Le 6 mai dernier se tenait l’événement annuel du monde de la mode, devenu une véritable institution, le Gala du Metropolitan Museum of Art. Cette année le thème choisi par la rédactrice en chef du Vogue America, Anna Wintour, en laissa perplexe plus d’un, « Camp : Notes on Fashion ». Et pourtant, la prêtresse de la mode n’aurait pas pu trouver meilleur thème pour notre époque, où les créations se donnent sans cesse en spectacle. Actrices et chanteuses, stars du show-business et mannequins nous ont alors offert une démonstration lors de cette édition, où se succédèrent sur le tapis rouge des tenues parfois improbables, mais souvent uniques en leur genre, de vraies pièces de maîtres qui tentèrent de suivre la vision de la mode donnée par l’essayiste Susan Sontag, inspirant le thème de cette année. Une nouvelle édition qui nous prouve encore une fois que la mode est bien plus qu’habits, c’est un monde à part où beauté, excellence, extravagance et spectacle ne font qu’un.

Un thème énigmatique

Le choix d’Anna Wintour pour le thème de cette année 2019 en perturba plus d’un. Camp : Notes on Fashion. C’est-à-dire ? La mode au camping ? Susan Sontag, à l’origine du texte qui inspira le thème de cette année, aurait certainement éclaté de rire en entendant les nombreuses mauvaises interprétations et la perplexité générale que provoquèrent l’annonce du motif à suivre cette année. Pour mieux comprendre le thème de cette édition 2019 du MET Gala, il nous faudra retourner quelques siècles en arrière, plus exactement à l’époque de la cour de Versailles, où le terme « se camper » fit sa première apparition. À cette époque là, cette expression ne faisait sens que dans le milieu de la cour, « se camper » symbolisant la manière d’être et de paraître nécessaire pour plaire et briller devant le roi et sa cour. Mais loin d’être oubliée, la formule traversa les époques, pour désigner les dandys du XIXème siècle avant de venir définir la culture queer, à laquelle Sontag dans son essai Notes on Camp datant de 1964 fait référence. Malgré les changements que cette expression subit à travers les siècles, un point resta inchangé : se camper passe par la mode et son extravagance. Pour Sontag, bien plus que la marque d’une appartenance à un groupe, le camp joue un rôle de premier plan dans l’évolution de la société à travers son esthétique. La culture queer et l’exubérance d’une mode que l’on pourrait simplement résumer de « trop », trop excentrique, trop folle, trop exagérée, se distinguait certainement de manière plus claire à l’époque où l’essayiste américaine écrivait son manifeste. Mais aujourd’hui, l’exubérance se traduisant à travers la mode et l’apparence semble faire partie de notre paysage. La pop culture parait avoir avalé et digéré cette culture queer qui symbolisait le camp au siècle précédent, et aujourd’hui ce phénomène que Sontag qualifiait d' »ésotérique (…) un code privé » est partie intégrante de notre paysage socio-culturel. « L’essence du Camp est son amour pour tout ce qui n’est pas naturel : l’artifice et l’exagération” écrit Sontag. Cette citation colle parfaitement à la mode d’aujourd’hui, qu’elle se trouve dans la rue ou sur les podiums, car elle semble avoir fait du phénomène du camp une caractéristique de son identité actuelle. On l’a maintenant bien compris, le thème du MET Gala de cette année n’avait aucun rapport avec le camping, loin de là.

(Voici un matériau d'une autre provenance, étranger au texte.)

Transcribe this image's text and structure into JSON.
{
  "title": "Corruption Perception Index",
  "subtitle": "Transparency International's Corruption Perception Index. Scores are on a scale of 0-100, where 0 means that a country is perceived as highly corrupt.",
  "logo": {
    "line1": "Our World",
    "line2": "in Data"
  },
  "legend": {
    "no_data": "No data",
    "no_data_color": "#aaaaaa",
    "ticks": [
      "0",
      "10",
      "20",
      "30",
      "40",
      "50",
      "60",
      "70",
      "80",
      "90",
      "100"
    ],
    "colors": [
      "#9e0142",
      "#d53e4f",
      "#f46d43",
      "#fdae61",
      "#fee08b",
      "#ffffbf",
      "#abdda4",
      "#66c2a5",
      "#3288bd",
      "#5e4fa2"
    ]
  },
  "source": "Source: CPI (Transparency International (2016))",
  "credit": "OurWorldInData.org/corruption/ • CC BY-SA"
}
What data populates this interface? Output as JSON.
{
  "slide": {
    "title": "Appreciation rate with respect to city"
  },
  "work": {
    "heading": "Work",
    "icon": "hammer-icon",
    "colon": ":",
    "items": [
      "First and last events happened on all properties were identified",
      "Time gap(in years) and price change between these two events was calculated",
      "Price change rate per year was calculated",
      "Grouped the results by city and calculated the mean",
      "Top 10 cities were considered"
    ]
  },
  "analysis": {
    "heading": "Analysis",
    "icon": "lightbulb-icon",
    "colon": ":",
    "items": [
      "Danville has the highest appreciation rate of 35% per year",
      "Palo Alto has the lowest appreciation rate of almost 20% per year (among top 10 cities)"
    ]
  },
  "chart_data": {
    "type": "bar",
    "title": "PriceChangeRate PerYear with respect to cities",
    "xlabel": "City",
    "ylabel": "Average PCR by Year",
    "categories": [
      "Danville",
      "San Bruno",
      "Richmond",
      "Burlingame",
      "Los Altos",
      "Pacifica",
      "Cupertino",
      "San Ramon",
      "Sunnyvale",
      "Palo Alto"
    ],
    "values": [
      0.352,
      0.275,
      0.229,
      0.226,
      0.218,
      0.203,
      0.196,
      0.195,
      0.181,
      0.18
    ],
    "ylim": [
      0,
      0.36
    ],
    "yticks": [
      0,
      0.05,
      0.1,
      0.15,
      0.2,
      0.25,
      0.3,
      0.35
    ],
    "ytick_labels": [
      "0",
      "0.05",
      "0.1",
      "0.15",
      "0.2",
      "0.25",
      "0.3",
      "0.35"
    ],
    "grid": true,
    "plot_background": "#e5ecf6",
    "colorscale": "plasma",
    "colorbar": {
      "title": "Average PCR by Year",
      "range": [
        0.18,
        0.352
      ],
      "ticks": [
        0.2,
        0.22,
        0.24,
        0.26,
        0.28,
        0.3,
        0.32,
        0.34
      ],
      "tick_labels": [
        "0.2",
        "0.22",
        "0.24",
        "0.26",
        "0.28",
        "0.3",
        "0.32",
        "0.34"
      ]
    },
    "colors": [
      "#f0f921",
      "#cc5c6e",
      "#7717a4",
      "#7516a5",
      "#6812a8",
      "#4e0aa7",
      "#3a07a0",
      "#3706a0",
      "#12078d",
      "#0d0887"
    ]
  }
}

Lana Condor en Giambattista Valli ©Dia Dipasupil / Getty Images for The Met Museum/Vogue

 

Un tapis rouge haut en couleur et surprenant

Cette thématique complexe, tirée d’un essai sociologique, dut cependant à un certain moment se transformer en quelque chose d’aussi concret qu’une tenue pour les stars, actrices, et autres personnalités du show-business invitées à ce prestigieux gala. L’extravagance, l’exagération, tout comme l’humour, voire le flirt avec le mauvais goût, furent bel et bien au rendez-vous le 6 mai dernier sur le tapis rouge du MET.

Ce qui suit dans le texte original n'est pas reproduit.